2. AA, Lda, tendo sido notificada do despacho de não admissão do recurso de Revista Excecional para o Supremo Tribunal de Justiça (STJ), veio dele reclamar, nos termos e para os efeitos do artigo 643.º do Código de Processo Civil (CPC), na medida em que se lhe afigura errónea a interpretação havida no que concerne à verificação dos pressupostos gerais de recorribilidade, designadamente à verificação do valor de ação para o efeito de apreciação de admissão de revista excecional.
Por decisão singular, datada de 2 de outubro de 2019, a Relatora indeferiu a reclamação e confirmou a decisão reclamada, com a seguinte fundamentação:
«A presente ação foi instaurada em 2017 e o acórdão recorrido data de 20 de fevereiro de 2019, já após a entrada em vigor do novo Código de Processo Civil, aprovado pela Lei n.º 41/2013, de 26 de junho. Assim, o regime recursório aplicável aos presentes autos, no que respeita à interposição e alegação do recurso de revista, atenta a data em que foi proferido o acórdão recorrido, é já o do novo Código de Processo Civil, por força do princípio da aplicação imediata da lei processual. A reclamante interpôs recurso de revista, ao abrigo do artigo 671.º, n.ºs 1 e 3, do CPC, entendendo que não estão verificados os requisitos de dupla conformidade, por ter sido essencialmente diferente a fundamentação da sentença de 1.ª instância e do acórdão do Tribunal da Relação. Subsidiariamente, interpõe revista excecional, por o acórdão de que pretende recorrer estar em oposição com outro, proferido por alguma das relações, ou pelo Supremo Tribunal de Justiça, no domínio da mesma legislação e que haja decidido de forma divergente a mesma questão fundamental de direito e não houver sido fixada pelo Supremo, nos termos dos artigos 686.º e 687.º do CPC, jurisprudência com ele conforme. O Tribunal da Relação entendeu que se verificava uma situação de dupla conformidade absoluta, pelo que não haveria fundamento para recurso do acórdão recorrido. Porém, uma vez que a recorrente invoca também o recurso de revista excecional, o Tribunal da Relação, ao verificar os pressupostos gerais de recorribilidade, entendeu que, tendo presente que o valor da ação, de montante equivalente ao valor do pedido – 16.510, 37 euros, acrescidos de juros de mora – é inferior à alçada do tribunal da Relação (30.000 euros), o recurso não é admissível. A reclamante discorda da decisão, invocando a norma do artigo 629.º, n.º 2, do CPC, segundo a qual «Independentemente do valor da causa e da sucumbência, é sempre admissível recurso», indicando, designadamente, as alíneas c) e d) da citada norma do CPC. Contudo, não tem razão. Na verdade, existe já uma jurisprudência sedimentada, neste Supremo Tribunal de Justiça, que interpreta as normas do CPC relativas ao recurso de revista excecional, como condicionando sempre a admissibilidade desta espécie de recurso aos requisitos gerais de admissibilidade do recurso de revista, inclusive ao requisito do valor e da sucumbência, mesmo nos casos de oposição de julgados.

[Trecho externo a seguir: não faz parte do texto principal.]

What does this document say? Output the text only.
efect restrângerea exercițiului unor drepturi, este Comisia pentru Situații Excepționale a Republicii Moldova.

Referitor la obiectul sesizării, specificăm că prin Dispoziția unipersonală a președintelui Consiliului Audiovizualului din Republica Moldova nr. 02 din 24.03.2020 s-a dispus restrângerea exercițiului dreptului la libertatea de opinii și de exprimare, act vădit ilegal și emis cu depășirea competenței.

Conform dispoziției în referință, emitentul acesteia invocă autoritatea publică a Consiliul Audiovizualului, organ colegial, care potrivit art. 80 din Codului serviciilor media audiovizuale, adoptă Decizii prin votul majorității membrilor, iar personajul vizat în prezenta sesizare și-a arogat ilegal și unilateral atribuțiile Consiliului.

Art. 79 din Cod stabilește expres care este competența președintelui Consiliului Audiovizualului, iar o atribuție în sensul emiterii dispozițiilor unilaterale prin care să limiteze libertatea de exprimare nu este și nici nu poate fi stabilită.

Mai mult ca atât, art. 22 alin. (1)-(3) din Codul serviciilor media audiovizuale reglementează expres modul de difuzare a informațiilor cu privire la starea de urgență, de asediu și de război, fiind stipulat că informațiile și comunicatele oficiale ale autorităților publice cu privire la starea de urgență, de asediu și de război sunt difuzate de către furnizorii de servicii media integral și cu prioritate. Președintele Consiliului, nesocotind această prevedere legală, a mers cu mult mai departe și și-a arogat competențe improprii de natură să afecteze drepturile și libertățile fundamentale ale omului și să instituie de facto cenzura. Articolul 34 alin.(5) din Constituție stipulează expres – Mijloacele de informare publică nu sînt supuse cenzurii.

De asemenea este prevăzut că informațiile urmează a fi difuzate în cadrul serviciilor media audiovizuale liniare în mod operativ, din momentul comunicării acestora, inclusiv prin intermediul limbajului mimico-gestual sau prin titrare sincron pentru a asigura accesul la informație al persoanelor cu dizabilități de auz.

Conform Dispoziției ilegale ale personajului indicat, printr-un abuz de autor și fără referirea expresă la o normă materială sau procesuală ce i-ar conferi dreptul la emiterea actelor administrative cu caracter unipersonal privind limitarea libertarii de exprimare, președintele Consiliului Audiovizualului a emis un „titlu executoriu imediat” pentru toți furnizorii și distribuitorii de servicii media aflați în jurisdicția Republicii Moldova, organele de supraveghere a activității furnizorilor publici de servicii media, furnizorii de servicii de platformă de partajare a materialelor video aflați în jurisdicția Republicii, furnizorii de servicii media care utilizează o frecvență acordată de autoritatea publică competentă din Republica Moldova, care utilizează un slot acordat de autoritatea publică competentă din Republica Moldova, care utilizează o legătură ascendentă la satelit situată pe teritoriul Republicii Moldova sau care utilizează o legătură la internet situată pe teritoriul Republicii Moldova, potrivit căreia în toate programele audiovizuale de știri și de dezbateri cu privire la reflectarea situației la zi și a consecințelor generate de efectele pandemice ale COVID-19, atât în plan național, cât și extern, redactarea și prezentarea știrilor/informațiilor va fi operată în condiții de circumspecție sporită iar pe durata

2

Nestes termos, vide o Acórdão de 04-07-2017, Reclamação n.º 224/08.2TBESP.1.P2-B.S1 - 1.ª Secção, em cujo sumário se afirma que: «Só é admissível recurso de revista excepcional, caso se verifiquem os pressupostos gerais atinentes ao valor da causa e à sucumbência. II - Sendo o valor da causa (€ 28 481, 80) inferior à alçada do tribunal da Relação (€ 30 000), não é admissível recurso de revista, excepcional ou normal (art. 629.º, n.º 1, do CPC e o actual art. 44.º da LOSJ). III - A jurisprudência, designadamente a do TC, vem assumindo que, no nosso ordenamento jurídico, o direito de acesso aos tribunais, em matéria cível, não integra forçosamente um triplo ou, sequer, um duplo grau de jurisdição, apenas estando vedado ao legislador ordinário o estabelecimento do conteúdo do genérico direito ao recurso de actos jurisdicionais com uma redução intolerável ou arbitrária, arbitrariedade que não afecta, manifestamente, o disposto na norma do art. 629.º, n.º 1, do CPC».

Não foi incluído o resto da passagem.